Waiting for the Barbarians: Essays from the Classics to Pop Culture by Daniel Mendelsohn
Publisher/Year: New York Review Books, 2012
Source: Publisher via NetGalley
What it is: An eclectic collection of essays that analyzes everything from Greek mythology, to people’s endless fascination with memoirs, to the endless praise bestowed upon Mad Men.
Why I read it: I always enjoy Mendelsohn’s essays when I encounter them online, but I had never read a proper collection of them.
What I thought: I was tortured by The Iliad and The Odyssey not once but twice in high school and have been allergic to most Greek literature ever since (not counting philosophy). So those essays didn’t stand for me out as much as the rest of the book, but that has 100% to do with me and 0% to do with Mendelsohn. (However, ancient Greece is Mendelsohn’s particular area of expertise, so people who enjoy Greek literature would probably be in heaven.) I absolutely loved everything else. Having followed the media coverage of Julie Taymor’s Spider-Man brouhaha, “Why She Fell” was definitely one one my favorite essays, as was “The Wizard” (about James Cameron’s Avatar). Another one I enjoyed was “Oscar Wilde, Classics Scholar;” I had no idea about Wilde’s academic background and found this aspect of his history fascinating. The last two sections of the book — about literature and memoir — were fascinating and added tons of books to my to-read list. I particularly loved his review of Jonathan Franzen’s The Discomfort Zone (which I read last year but never reviewed because every time I sat down to write, I just ended up going, “Oh, Jonathan…what are we going to do with you?”). Mendelsohn’s critiques are all intelligent, engaging, and eloquently written. It’s a beautiful collection.
Taco USA: How Mexican Food Conquered America by Gustavo Arellano
Publisher/Year: Scribner, 2012
What it is: An exploration of Mexican food’s slow entry into the American mainstream. It also raises interesting questions about cultural appropriation and the definition of “authentic.”

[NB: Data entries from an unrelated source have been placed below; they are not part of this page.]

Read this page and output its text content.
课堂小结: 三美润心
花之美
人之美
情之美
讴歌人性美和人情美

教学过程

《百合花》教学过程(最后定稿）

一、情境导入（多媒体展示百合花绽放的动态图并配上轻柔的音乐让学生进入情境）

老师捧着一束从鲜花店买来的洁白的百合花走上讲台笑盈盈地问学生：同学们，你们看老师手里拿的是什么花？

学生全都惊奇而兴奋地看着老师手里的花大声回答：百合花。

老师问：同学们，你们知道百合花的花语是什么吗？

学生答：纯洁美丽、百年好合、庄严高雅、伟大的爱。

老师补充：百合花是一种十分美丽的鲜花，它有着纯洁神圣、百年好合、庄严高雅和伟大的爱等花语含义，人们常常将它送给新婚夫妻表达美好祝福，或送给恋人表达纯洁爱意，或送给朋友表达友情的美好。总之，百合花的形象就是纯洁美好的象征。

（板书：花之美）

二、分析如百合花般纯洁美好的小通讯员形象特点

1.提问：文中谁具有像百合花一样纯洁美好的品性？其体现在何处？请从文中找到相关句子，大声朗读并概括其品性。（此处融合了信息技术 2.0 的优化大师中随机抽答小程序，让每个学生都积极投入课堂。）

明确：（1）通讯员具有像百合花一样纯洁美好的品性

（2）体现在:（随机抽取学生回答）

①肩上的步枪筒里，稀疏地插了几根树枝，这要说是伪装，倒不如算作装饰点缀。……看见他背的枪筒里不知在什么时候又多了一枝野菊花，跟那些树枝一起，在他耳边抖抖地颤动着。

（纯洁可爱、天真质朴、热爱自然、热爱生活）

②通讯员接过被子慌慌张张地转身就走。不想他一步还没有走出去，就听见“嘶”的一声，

Why I read it: I wanted to see what Arellano would say about the food of my people: Tex-Mex. (That, and I just like Arellano.)
What I thought: Taco USA is endlessly entertaining and will make you endlessly hungry. As with many other things in the history of this country, Mexican food has existed in the US as long as Mexicans have been here; it was just looked down upon as an exotic curiosity until someone (read: someone white and wealthy) was in a position to elevate its status and introduce it to the mainstream. Case in point: taco wagons and tamale carts manned by Mexicans? Dirty and cheap. Food trucks? Hipster gold. Arellano also argues that Mexico is such a diverse country and Mexican food is such a weird product of so many cultures that addressing authenticity is kind of pointless. In his book, if it’s been influenced in any way at all by Mexican culture, it’s Mexican food. Maybe not good Mexican food, but Mexican food nonetheless. One of my favorite aspects of the book was its exploration of the mass-marketing of various Mexican foods. Two words: canned tortillas (shudder). As for Tex-Mex? Mexicans in South Texas gave the world fajitas, and Mexicans in San Antonio gave the world chili. So stop denigrating Tex-Mex!